What you need: Familiarity with all three repos, background in computational mechanics, PDE theory (for cd-formalization's elliptic equations), and formal methods (Lean 4, for fd-formalization). The Shai et al. result is the empirical anchor. The Mane embedding theorem (which generalizes Takens to compact sets, not just manifolds) provides the mathematical bridge for fractal attractors.

What success looks like: A precise mathematical statement of how the three frameworks relate, with either a proof of consistency or a clear identification of the assumptions that must hold for consistency. Even identifying the exact technical conditions under which the unification fails would be a valuable contribution.


How to contribute

If you make progress on any of these problems, please:

  1. Open an issue tagged open-problem referencing the problem number.
  2. Share your results --- even partial, even negative.
  3. If you resolve a problem, open a PR adding your result or a linked document.

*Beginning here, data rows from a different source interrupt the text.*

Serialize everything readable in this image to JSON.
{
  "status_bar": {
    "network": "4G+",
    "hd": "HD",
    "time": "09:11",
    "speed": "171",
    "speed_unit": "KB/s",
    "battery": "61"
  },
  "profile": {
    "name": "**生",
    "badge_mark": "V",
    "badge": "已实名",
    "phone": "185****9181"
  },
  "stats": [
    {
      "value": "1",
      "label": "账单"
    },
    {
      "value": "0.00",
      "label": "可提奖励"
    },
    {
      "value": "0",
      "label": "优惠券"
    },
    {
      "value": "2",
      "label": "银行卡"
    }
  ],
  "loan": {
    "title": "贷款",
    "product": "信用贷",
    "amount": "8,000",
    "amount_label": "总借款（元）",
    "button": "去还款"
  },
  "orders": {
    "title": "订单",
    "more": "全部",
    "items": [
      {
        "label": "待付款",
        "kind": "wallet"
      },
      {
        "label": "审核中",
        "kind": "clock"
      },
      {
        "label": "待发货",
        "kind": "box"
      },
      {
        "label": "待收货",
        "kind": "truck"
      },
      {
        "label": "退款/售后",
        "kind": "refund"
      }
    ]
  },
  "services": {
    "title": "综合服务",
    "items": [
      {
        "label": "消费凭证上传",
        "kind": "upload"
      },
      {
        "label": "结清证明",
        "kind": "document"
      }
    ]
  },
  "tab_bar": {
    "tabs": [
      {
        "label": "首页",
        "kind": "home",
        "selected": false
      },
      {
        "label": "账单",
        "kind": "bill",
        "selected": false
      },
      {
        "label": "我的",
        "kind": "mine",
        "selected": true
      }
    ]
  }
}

Negative results count. If you show that D=3 is insufficient, or that the permutation null kills the pilot signal, or that the genericity argument requires an assumption that does not hold --- that is valuable information that redirects the research.

Proposing new open problems

If you identify a gap not listed here, open an issue tagged open-problem-proposal with:

  • A clear statement of the problem.
  • Why it matters.
  • Suggested starting point (if any).

We will add it if it fits the research framework.